Section 4. Board Meetings. The Board of Directors shall meet as often as necessary, but not less than twice annually. In addition, the president or any three (3) members of the Board may call a special meeting of the Board of Directors upon giving reasonable notice of the time and place of the meeting.

 

Section 5. Quorum. Three (3) members of the Board of Directors

shall constitute a quorum, and when a quorum is present, action shall be taken by an affirmative vote of a majority of those present.

 


Section 6. Meeting Attendance. Any member of the Board of Directors who fails to attend two (2) consecutive regular monthly meetings without any excuse for absence which is satisfactory to the Board, or who fails to attend three (3) consecutive regular monthly meetings, regardless of excuses, shall be dropped from the Board membership at the discretion of the majority of the Board of Directors.

 

Section 7. Vacancy. Any vacancy occurring in the Board of Directors shall be filled by the appointment of a person who would be eligible for election to such a position on the Board of Directors, by the president, with the approval of a majority of the Board of Directors, and the appointee shall serve for the unexpired term of the Director whose position he was appointed to fill.

 

Section 8. Powers and Duties. The Board of Directors shall have full control and management over the property and affairs of the Association. The Board may authorize the acquisition and sale of the Association properties and the expenditure of association funds, subject only to the provisions of Article VIII, Section 7, as to the items there enumerated.

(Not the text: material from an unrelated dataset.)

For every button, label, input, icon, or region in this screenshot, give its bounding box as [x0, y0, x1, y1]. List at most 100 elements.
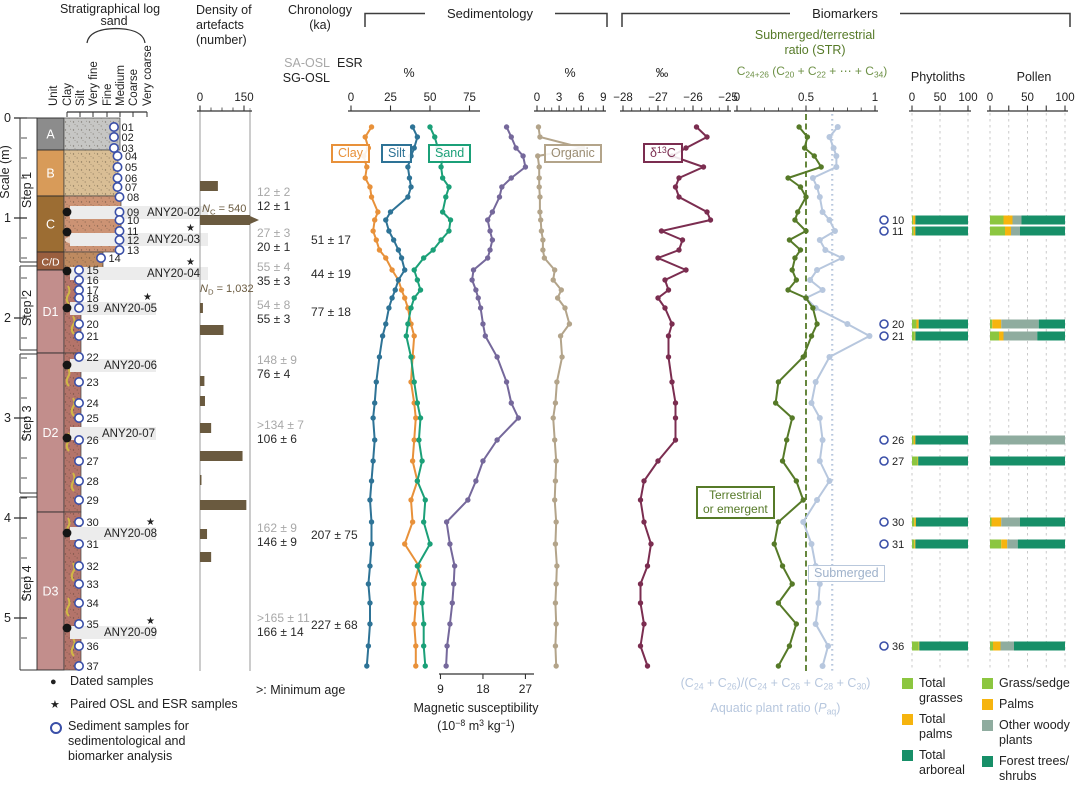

The Board may adopt, revise, and revoke, as it sees fit, such rules and regulations governing the use of the association's property and facilities, and participation in the program of the Association, as the Board may deem appropriate.

 

Section 9. Special Appointments. The Board of Directors shall appoint such committees, officers, and employees as may, in the opinion of the Board, be useful or convenient in carrying out the program and handling of the affairs of the Association.

 

ARTICLE X: USE OF ASSOCIATION FACILITIES

Use of the Association facilities shall be limited to members in good standing, their families and guests.

 

ARTICLE XI: AMENDMENTS

These By-Laws may be altered, changed, or amended by vote of an absolute majority of members in good standing, in the manner hereinabove provided for the consideration of propositions submitted to the members for approval. The By-Laws may also be altered, changed or amended from time to time by majority vote by the Board of Directors at a regular meeting or a special meeting, called for the purpose, provided Article I, XI, and VIII Section 7, hereof may not be so amended, altered, or changed.

 


ARTICLE XII: INDEMNIFICATION

It is in the best interest of the Association and its members to indemnify, or purchase indemnity insurance for, members of the Board of Directors who is/are or is/are threatened to be made a defendant or a respondent in a proceeding because the person is or was a Director of the Association.

 

Section 1. Members of the Board of Directors of the Association be indemnified by the Association to the fullest extent that a non­profit corporation may be or is required to grant indemnification under Texas law if the Director(s) is/are, or is/are threatened to be made a named defendant or respondent in a proceeding, if it is determined that the Director conducted him or herself in good faith and reasonably believed that his or her conduct was in the Association best interest.

 

Section 2. The Association may purchase and maintain insurance, at its expense, to protect itself and any such Director, Officer, employee, agent or person against any such expense, liability or loss, whether or not the Association would have the power to indemnify him against such expenses, liability or loss under Texas law.

 

ARTICLE XIII: LATE FEES

Section 1. The Association will implement a late charge of $10 for the annual Kona Kai Homeowners Association dues and a $10 late charge for the annual maintenance fees. The dues and maintenance fees are due and payable at the first of January each year. The late fees will be assessed directly after the annual meeting each year."